After Lisbon: The EU as an Exporter of Values and Norms through ASEM
Countries in Focus
Australia, India, Japan, Mainland China, Malaysia, New Zealand, Russia, Singapore South Korea and Thailand
About the study
January 1st 2010 marked a watershed in EU external relations. With the implementation of the Lisbon Treaty and the appointment of the first High Representative for Foreign and Security Policy(HR) and the launch of the European External Action Service (EEAS), the EU embraced on a new phase of international diplomacy. This innovation has been acknowledged as an opportunity for the EU to become “…a major actor in global affairs”.1
This introduction highlights four particular points of significance for the project, After Lisbon: The EU as an Exporter of Values and Norms through ASEM. The innovative research provides a unique and immediate mechanism to assess the impact of the Lisbon Treaty innovations. The project Consortium had previously conducted “EU Perceptions” research during 2002-9. The findings of these research projects revealed an overall low-level visibility of the EU evident in the Asia-Pacific region under the Maastricht and Amsterdam provisions. Hence, the project is well equipped to assess and compare the impact of the EEAS and HR. The timing of this new initiative is crucial. The EEAS has been operational since 2010; hence the project has been able to assess the EEAS’ visibility and impact during its formative years.
Secondly, the EU’s ‘normative’ identity combines the rule of law, governance and democracy with ‘hard’ power decisions, giving the EU “a unique opportunity to brand itself as a beacon of civilization and prosperity”2.
To test this claim, the project has conducted a comparative study of external views of the EU as a global authority and model of integration, environmental initiatives, human rights and democracy in Asia and the role of the Asia Europe Meeting (ASEM) process in shaping these views.
Thirdly, the project has trained a new young researcher cohort and provided them with methodological expertise as well as a substantive expertise in EU Studies. To date, the vast majority of EU experts in the region are either of EU origin or were trained in the EU. This project has therefore helped to develop local expertise and incited a growth in indigenous EU expertise in Asia, something which is important if the EU is able to positively influence events beyond its borders.
Finally, with perceptions studies being an integral part of EU public diplomacy, the study will contribute to a more informed people-to-people dialogue between Europe and Asia especially in light of the Lisbon Treaty and the changing framework of EU external action. Indeed, the Lisbon Treaty provides a revolutionary way for the EU to communicate outside of its borders.

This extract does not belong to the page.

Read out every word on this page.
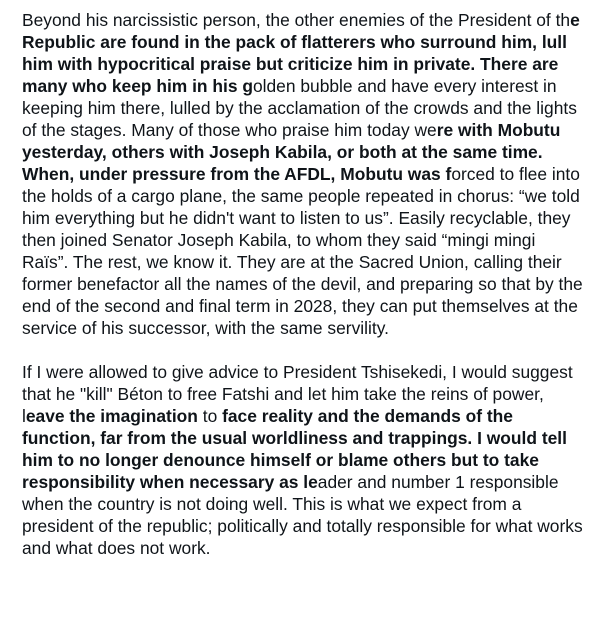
Beyond his narcissistic person, the other enemies of the President of the Republic are found in the pack of flatterers who surround him, lull him with hypocritical praise but criticize him in private. There are many who keep him in his golden bubble and have every interest in keeping him there, lulled by the acclamation of the crowds and the lights of the stages. Many of those who praise him today were with Mobutu yesterday, others with Joseph Kabila, or both at the same time. When, under pressure from the AFDL, Mobutu was forced to flee into the holds of a cargo plane, the same people repeated in chorus: “we told him everything but he didn't want to listen to us”. Easily recyclable, they then joined Senator Joseph Kabila, to whom they said “mingi mingi Raïs”. The rest, we know it. They are at the Sacred Union, calling their former benefactor all the names of the devil, and preparing so that by the end of the second and final term in 2028, they can put themselves at the service of his successor, with the same servility.

If I were allowed to give advice to President Tshisekedi, I would suggest that he "kill" Béton to free Fatshi and let him take the reins of power, leave the imagination to face reality and the demands of the function, far from the usual worldliness and trappings. I would tell him to no longer denounce himself or blame others but to take responsibility when necessary as leader and number 1 responsible when the country is not doing well. This is what we expect from a president of the republic; politically and totally responsible for what works and what does not work.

After Lisbon Hanmer Springs day 2
After Lisbon Singapore workshop
After Lisbon Singapore
1 Emerson, M, Balfour, R, Corthaut, Maciej Kaczyński, P, Renard, T, and Wouters, J "Upgrading the EU's Role as Global Actor: Institutions, Law and the Restructuring of European Diplomacy" Brussels: Centre for European Policy Studies, 2011.
2 Van Ham, P. “Place Branding: The State of Art, in G. Cowan and N. Cull, ‘Public Diplomacy in a Changing World’, The Annals, Vol. 616, 2008, pp.126-149, 137.